1) Unusual count of eosinocytes can be found among persons who are apparently healthy, and who cannot be the good subject of Thorn's test. Such unusual cases were excluded. Thorn's test revealed that the reduction of eosinocytes were more than -50.0% (an average of -55.2%) in most of healthy persons (11 out of 15 cases).
2) The number of eosinocytes in blood of almost all healthy persons decreased through hot-spring bathing, showing a decrease of 15.8% on an average, which shows that hot-spring bathing has an action similar to that of ACTH. Such a phenomenon will be more pronounced with the initiation of balneotherapy, showing the rate of decrease as high as 35.3% on an average. Namely, the action of hot-spring bathing similar to that of ACTH tends to be intensified with the initiation of balneotherapy.

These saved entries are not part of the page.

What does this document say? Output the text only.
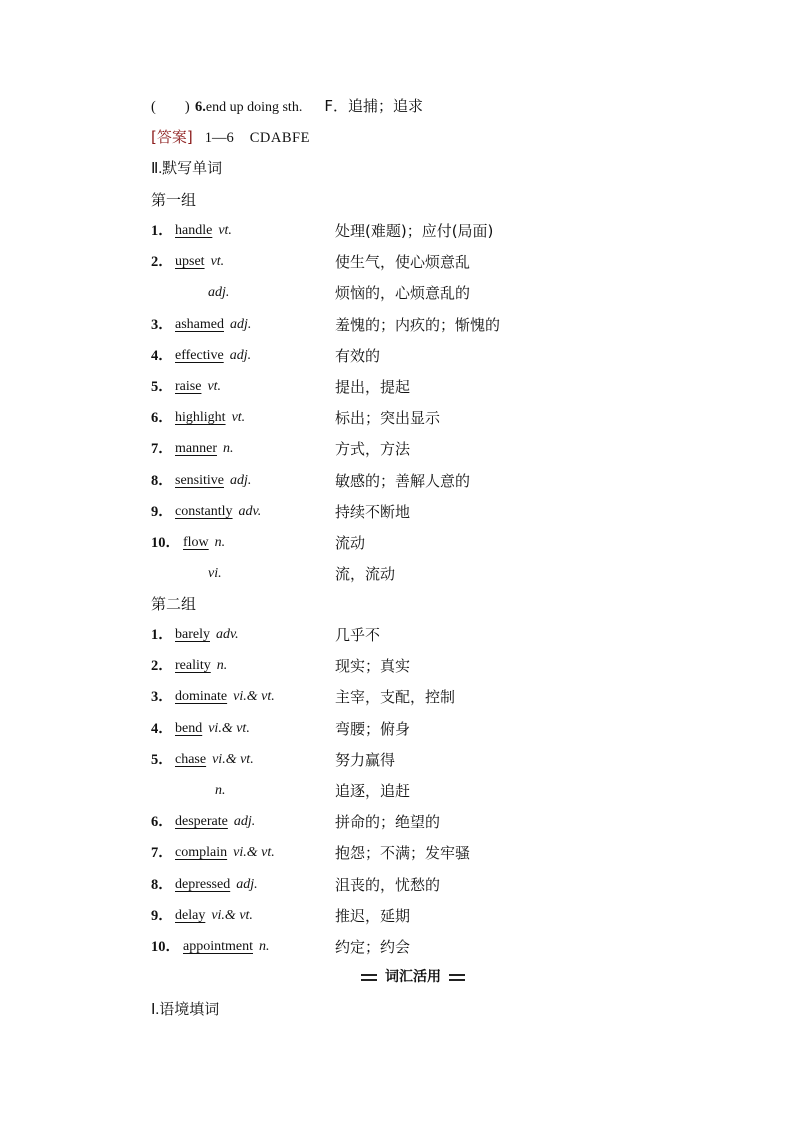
(　　) 6.end up doing sth. F．追捕；追求
[答案] 1—6 CDABFE
Ⅱ.默写单词
第一组
1． handle vt.	处理(难题)；应付(局面)
2． upset vt.	使生气，使心烦意乱
adj.	烦恼的，心烦意乱的
3． ashamed adj.	羞愧的；内疚的；惭愧的
4． effective adj.	有效的
5． raise vt.	提出，提起
6． highlight vt.	标出；突出显示
7． manner n.	方式，方法
8． sensitive adj.	敏感的；善解人意的
9． constantly adv.	持续不断地
10． flow n.	流动
vi.	流，流动
第二组
1． barely adv.	几乎不
2． reality n.	现实；真实
3． dominate vi.& vt.	主宰，支配，控制
4． bend vi.& vt.	弯腰；俯身
5． chase vi.& vt.	努力赢得
n.	追逐，追赶
6． desperate adj.	拼命的；绝望的
7． complain vi.& vt.	抱怨；不满；发牢骚
8． depressed adj.	沮丧的，忧愁的
9． delay vi.& vt.	推迟，延期
10． appointment n.	约定；约会
词汇活用
Ⅰ.语境填词
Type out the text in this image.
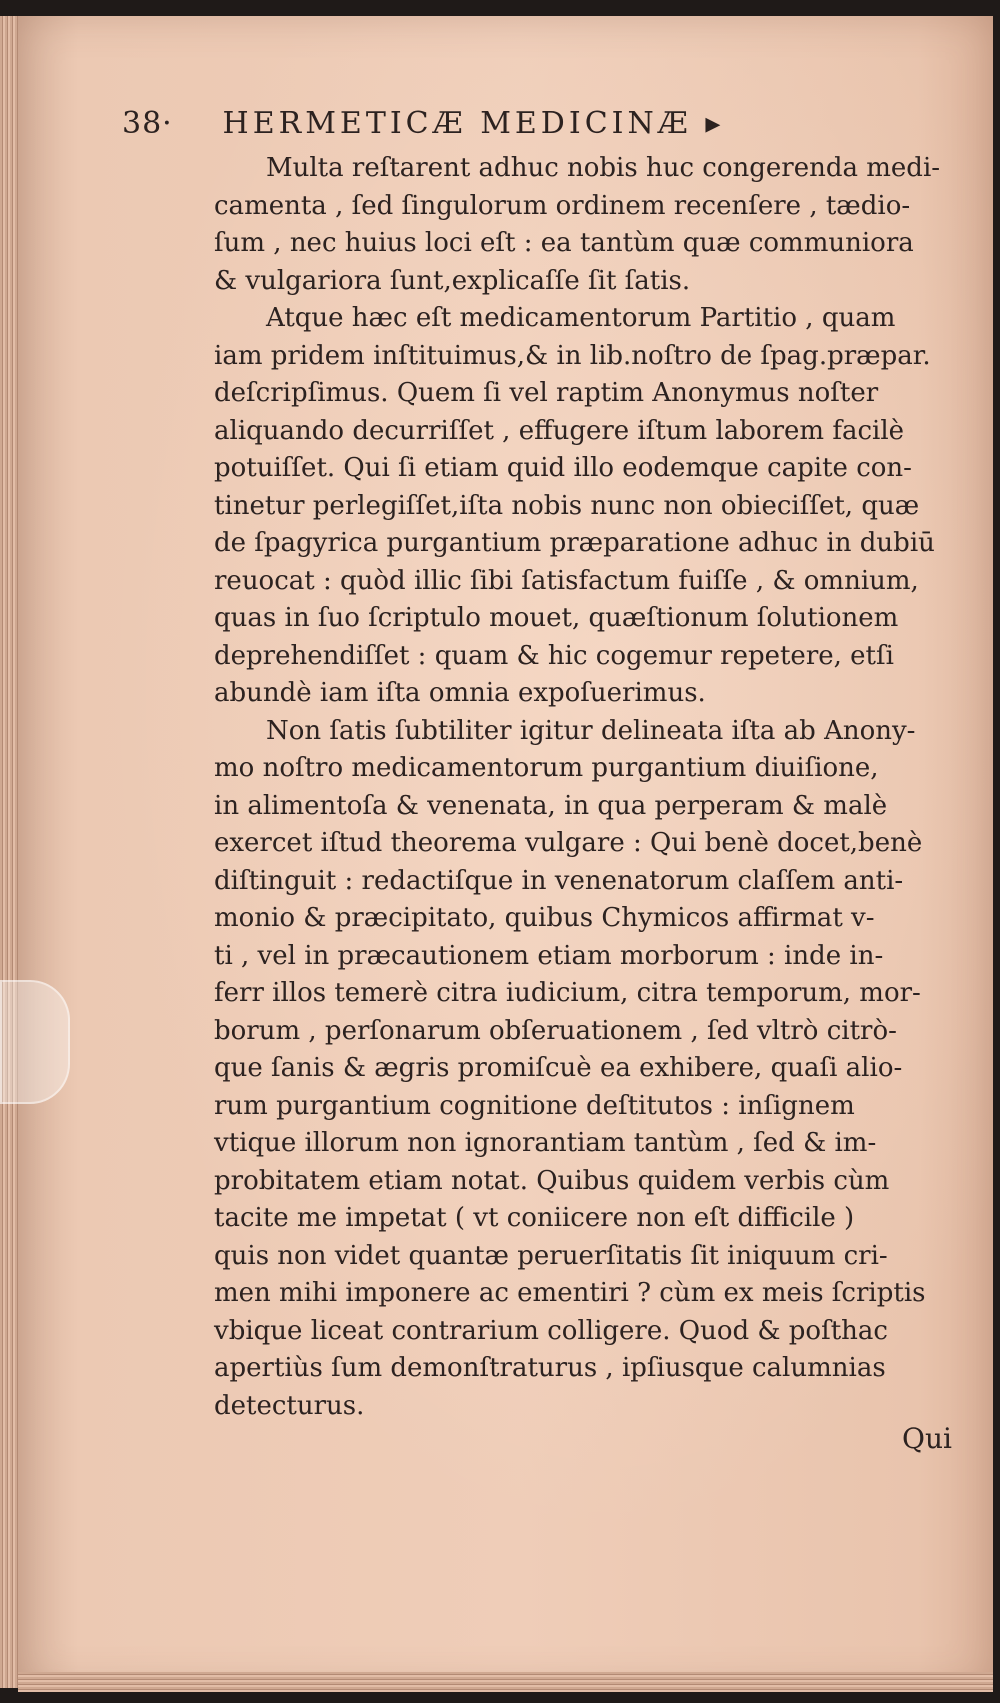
38· HERMETICÆ MEDICINÆ ▸
Multa reſtarent adhuc nobis huc congerenda medi-
camenta , ſed ſingulorum ordinem recenſere , tædio-
ſum , nec huius loci eſt : ea tantùm quæ communiora
& vulgariora ſunt,explicaſſe ſit ſatis.
Atque hæc eſt medicamentorum Partitio , quam
iam pridem inſtituimus,& in lib.noſtro de ſpag.præpar.
deſcripſimus. Quem ſi vel raptim Anonymus noſter
aliquando decurriſſet , effugere iſtum laborem facilè
potuiſſet. Qui ſi etiam quid illo eodemque capite con-
tinetur perlegiſſet,iſta nobis nunc non obieciſſet, quæ
de ſpagyrica purgantium præparatione adhuc in dubiū
reuocat : quòd illic ſibi ſatisfactum fuiſſe , & omnium,
quas in ſuo ſcriptulo mouet, quæſtionum ſolutionem
deprehendiſſet : quam & hic cogemur repetere, etſi
abundè iam iſta omnia expoſuerimus.
Non ſatis ſubtiliter igitur delineata iſta ab Anony-
mo noſtro medicamentorum purgantium diuiſione,
in alimentoſa & venenata, in qua perperam & malè
exercet iſtud theorema vulgare : Qui benè docet,benè
diſtinguit : redactiſque in venenatorum claſſem anti-
monio & præcipitato, quibus Chymicos affirmat v-
ti , vel in præcautionem etiam morborum : inde in-
ferr illos temerè citra iudicium, citra temporum, mor-
borum , perſonarum obſeruationem , ſed vltrò citrò-
que ſanis & ægris promiſcuè ea exhibere, quaſi alio-
rum purgantium cognitione deſtitutos : inſignem
vtique illorum non ignorantiam tantùm , ſed & im-
probitatem etiam notat. Quibus quidem verbis cùm
tacite me impetat ( vt coniicere non eſt difficile )
quis non videt quantæ peruerſitatis ſit iniquum cri-
men mihi imponere ac ementiri ? cùm ex meis ſcriptis
vbique liceat contrarium colligere. Quod & poſthac
apertiùs ſum demonſtraturus , ipſiusque calumnias
detecturus.
Qui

3) Thorn's test in rheumatoid arthritis patients revealed that the number of those in whom the rate of decrease was more than 50.0% was about equal to that of those in whom the rate of decrease was less than 50.0%, showing an average rate of 50.8%, which is almost similar to that of the healthy subject. In the case of those who had been suffering from rheumatoid arthritis more than a year, both the stage of progress of symptoms (stage) and the class of dysfunction (class) were high, and in such cases, the rate of eosinocyte decrease in Thorn's test was clearly less and the lowering of pituitary adrenocortical function was also observable.

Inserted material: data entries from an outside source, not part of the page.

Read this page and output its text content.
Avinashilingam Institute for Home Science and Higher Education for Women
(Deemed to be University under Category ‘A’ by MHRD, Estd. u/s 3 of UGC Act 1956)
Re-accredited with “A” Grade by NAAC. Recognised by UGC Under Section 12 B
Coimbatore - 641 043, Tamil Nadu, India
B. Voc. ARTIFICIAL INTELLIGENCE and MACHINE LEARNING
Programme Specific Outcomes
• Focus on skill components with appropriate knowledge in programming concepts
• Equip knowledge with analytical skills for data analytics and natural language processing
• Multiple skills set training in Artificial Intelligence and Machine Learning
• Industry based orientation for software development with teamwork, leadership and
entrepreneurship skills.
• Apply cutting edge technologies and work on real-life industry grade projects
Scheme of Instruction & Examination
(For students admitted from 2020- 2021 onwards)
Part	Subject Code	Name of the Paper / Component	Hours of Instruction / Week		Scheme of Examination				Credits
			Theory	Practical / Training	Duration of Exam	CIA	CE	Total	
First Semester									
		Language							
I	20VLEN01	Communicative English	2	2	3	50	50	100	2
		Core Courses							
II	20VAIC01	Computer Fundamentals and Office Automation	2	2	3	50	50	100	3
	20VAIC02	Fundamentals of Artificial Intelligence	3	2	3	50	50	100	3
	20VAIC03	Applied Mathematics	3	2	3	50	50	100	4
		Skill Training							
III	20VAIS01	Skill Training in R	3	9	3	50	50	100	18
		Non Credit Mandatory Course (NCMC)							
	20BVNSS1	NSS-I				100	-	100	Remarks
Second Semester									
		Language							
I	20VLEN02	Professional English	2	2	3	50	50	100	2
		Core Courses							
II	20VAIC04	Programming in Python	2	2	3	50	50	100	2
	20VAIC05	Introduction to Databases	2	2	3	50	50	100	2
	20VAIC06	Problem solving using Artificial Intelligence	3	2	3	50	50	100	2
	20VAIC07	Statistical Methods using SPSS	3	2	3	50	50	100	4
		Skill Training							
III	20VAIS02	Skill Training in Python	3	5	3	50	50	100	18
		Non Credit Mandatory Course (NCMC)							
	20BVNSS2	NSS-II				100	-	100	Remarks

4) It was clearly observed that Thorn's test on rheumatoid patients, when performed together with balneotherapy, showed an increase of the rate of eosinocyte decrease in the most of cases. At the same time it also increased generally the excreted urinary 17KS in those patients. Balneotherapy performed in combination with medicamenttherapy increased the rate of eosinocyte decrease in most cases. The increase was especially clear in those in whom the rate of decrease had been less than 50.0% before the initiation of balneotherapy. However, improvements of Thorn's test did not necessarily go in parallel with therapeutic effect and improvement in symptoms.
5) These findings show that the changes observable in Thorn's test provide us with a guide in balneotherapy of rheumatoid arthritis and are useful in explaining the balnectherapeutic effect in rheumatic disease.